I was delighted to find me and The Division Street Princess as a sort of centerfold in the May 1, “Calendar, Girls” section of the Chicago Sun-Times. Of course, this calendar was nothing like the calendars of my childhood, especially the ones hanging on the walls of my dad’s favorite hangout, the neighborhood pool room. Here’s a few passages about that pool room that I’ve excerpted from my memoir:

"I never willingly entered the place, but occasionally Mom would ask me to go there and bring Dad home for supper. It wasn't the other men who hung out at the place that I was shy about, guys who rumpled my head like my young uncles who joined Dad for pool or cards before they were drafted, or the other men whom I knew from the neighborhood.

The disturbing part about the pool room were the Varga Girl calendars tacked on every wall. These pictures of blonde-haired beauties, with torsos that stretched from the top of the calendar to the page of the month, pulled my eyes towards them the moment I entered the smoke-filled room. Although Miss February might dangle a sheer scarf from a manicured hand, or Miss July would use a wide-brimmed hat to mask her anatomy, my youthful eyes would be dragged to the perfect breasts of these painted ladies.

'It’s my princess. One minute, one minute, sweetheart. Let me finish the hand.' the sound of Dad’s voice had broken the calendars’ hold and I took a seat at an empty card table, pushed away a butt-filled ashtray, and waited. My dad was wearing a short sleeve white shirt, his bloodied butcher’s apron abandoned in the store. His left arm was oddly tanned, fingers to elbow, a weird stain from hanging his arm out the window on Sunday drives.

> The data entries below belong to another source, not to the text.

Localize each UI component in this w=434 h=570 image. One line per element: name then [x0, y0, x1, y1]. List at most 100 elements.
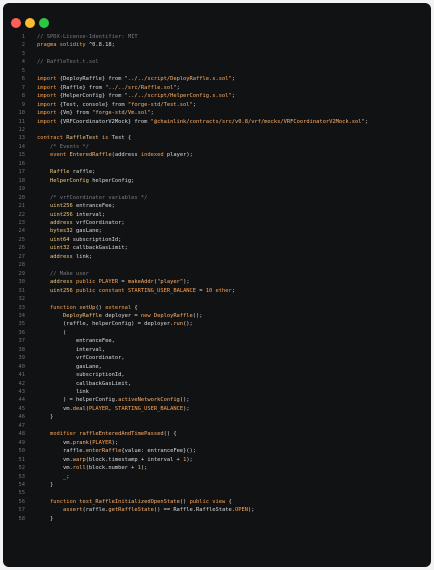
code-line: 43 link — [11, 388, 427, 396]
code-line: 40 gasLane, — [11, 363, 427, 371]
code-token: { — [228, 498, 232, 505]
code-line: 37 entranceFee, — [11, 337, 427, 345]
line-number: 39 — [18, 355, 26, 362]
code-line: 14 /* Events */ — [11, 143, 427, 151]
code-token: {Vm} from — [59, 110, 93, 117]
code-line: 8 import {HelperConfig} from "../../scrip… — [11, 92, 427, 100]
code-line: 55 — [11, 489, 427, 497]
code-token: RaffleTest — [66, 135, 102, 142]
code-token: (); — [179, 397, 190, 404]
code-token: raffleEnteredAndTimePassed — [79, 431, 164, 438]
line-number: 16 — [18, 160, 26, 167]
code-token: address — [37, 253, 76, 260]
code-line: 26 uint32 callbackGasLimit; — [11, 244, 427, 252]
code-token: gasLane, — [37, 363, 102, 370]
code-line: 36 ( — [11, 329, 427, 337]
code-token: deployer = — [105, 312, 141, 319]
code-token: EnteredRaffle — [69, 152, 112, 159]
line-number: 31 — [18, 287, 26, 294]
code-token: "forge-std/Test.sol" — [127, 101, 193, 108]
code-token: ); — [111, 439, 119, 446]
code-token: test_RaffleInitializedOpenState — [79, 498, 180, 505]
code-token: DeployRaffle — [153, 312, 193, 319]
window-controls — [11, 13, 53, 28]
code-token: raffle; — [72, 169, 96, 176]
line-number: 51 — [18, 456, 26, 463]
code-line: 39 vrfCoordinator, — [11, 354, 427, 362]
code-line: 30 address public PLAYER = makeAddr("pla… — [11, 278, 427, 286]
line-number: 8 — [21, 93, 25, 100]
code-line: 49 vm.prank(PLAYER); — [11, 439, 427, 447]
line-number: 34 — [18, 312, 26, 319]
line-number: 48 — [18, 431, 26, 438]
line-number: 26 — [18, 245, 26, 252]
code-token: (raffle. — [82, 507, 109, 514]
code-token: gasLane; — [75, 228, 102, 235]
minimize-dot[interactable] — [25, 18, 35, 28]
code-token: ; — [364, 118, 369, 125]
code-token: link; — [75, 253, 93, 260]
code-token: "forge-std/Vm.sol" — [92, 110, 151, 117]
code-token: "../../script/HelperConfig.s.sol" — [124, 93, 232, 100]
line-number: 4 — [21, 59, 25, 66]
code-line: 20 /* vrfCoordinator variables */ — [11, 194, 427, 202]
code-token: () { — [163, 431, 177, 438]
code-token: import — [37, 84, 60, 91]
code-token: ); — [183, 279, 190, 286]
close-dot[interactable] — [11, 18, 21, 28]
code-token: modifier — [37, 431, 80, 438]
code-line: 3 — [11, 50, 427, 58]
code-line: 2 pragma solidity ^0.8.18; — [11, 41, 427, 49]
code-token: interval, — [37, 346, 106, 353]
code-line: 13 contract RaffleTest is Test { — [11, 134, 427, 142]
line-number: 36 — [18, 329, 26, 336]
code-token: subscriptionId, — [37, 372, 125, 379]
code-token: () — [95, 304, 106, 311]
line-number: 5 — [21, 67, 25, 74]
code-token: = — [118, 279, 128, 286]
line-number: 43 — [18, 389, 26, 396]
line-number: 23 — [18, 219, 26, 226]
code-token: assert — [37, 507, 83, 514]
code-line: 16 — [11, 160, 427, 168]
line-number: 13 — [18, 135, 26, 142]
line-number: 46 — [18, 414, 26, 421]
code-token: bytes32 — [37, 228, 76, 235]
maximize-dot[interactable] — [39, 18, 49, 28]
code-line: 7 import {Raffle} from "../../src/Raffle.… — [11, 84, 427, 92]
line-number: 20 — [18, 194, 26, 201]
code-token: raffle. — [37, 448, 86, 455]
code-token: is — [101, 135, 112, 142]
code-token: () == Raffle.RaffleState. — [153, 507, 235, 514]
line-number: 52 — [18, 465, 26, 472]
code-token: PLAYER — [92, 439, 112, 446]
line-number: 15 — [18, 152, 26, 159]
code-line: 31 uint256 public constant STARTING_USER… — [11, 287, 427, 295]
code-token: ); — [186, 456, 193, 463]
code-token: import — [37, 101, 60, 108]
code-token: {Raffle} from — [59, 84, 106, 91]
code-line: 24 bytes32 gasLane; — [11, 227, 427, 235]
code-token: ( — [37, 329, 67, 336]
line-number: 30 — [18, 279, 26, 286]
line-number: 32 — [18, 296, 26, 303]
code-line: 46 } — [11, 413, 427, 421]
code-token: ; — [231, 76, 235, 83]
code-token: {HelperConfig} from — [59, 93, 125, 100]
code-token: vm. — [37, 405, 73, 412]
code-token: indexed — [140, 152, 167, 159]
code-token: import — [37, 118, 60, 125]
code-token: warp — [72, 456, 86, 463]
line-number: 58 — [18, 515, 26, 522]
code-line: 35 (raffle, helperConfig) = deployer.run… — [11, 320, 427, 328]
line-number: 11 — [18, 118, 26, 125]
code-token: external — [105, 304, 135, 311]
code-line: 1 // SPDX-License-Identifier: MIT — [11, 33, 427, 41]
line-number: 57 — [18, 507, 26, 514]
line-number: 21 — [18, 203, 26, 210]
code-token: new — [140, 312, 154, 319]
line-number: 18 — [18, 177, 26, 184]
code-token: // RaffleTest.t.sol — [37, 59, 99, 66]
code-token: (block.number + — [85, 465, 138, 472]
code-token: vm. — [37, 456, 73, 463]
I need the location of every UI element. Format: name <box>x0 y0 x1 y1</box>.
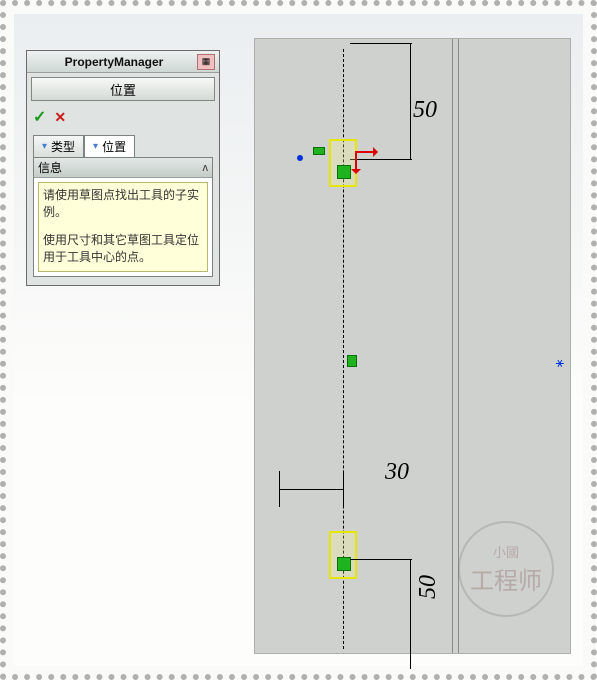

Like he did at home; here at his spot in the pool room, Dad had unclasped his belt buckle, released his pants’ zipper and pushed his card chair a few inches from the table’s edge. The pool room smelled stale, damp, and smoky; and it was loud. A radio dial was turned to the baseball scores and met by occasional shouts of, 'Those momsers [bastards]!' I could hear calls of 'Gin!' -- and the slap of playing cards against the metal tables, and the pings of billiard balls as they batted into each other. Someone whose Poker hand had just been bested, let out 'Son-of-a-bitch!' then halted in mid-air as he glanced in my direction. 'Oh, sorry, honey, forgive my big mouth,' he had said.

Finally, Dad had zipped up his trousers, buckled the belt, scooped a handful of coins from the middle of the card table into his pocket and rose from his seat. 'Okay, Princess, let’s go home,' he had said, lifting my hand to his lips for a kiss, then sealing the same hand into his moist palm."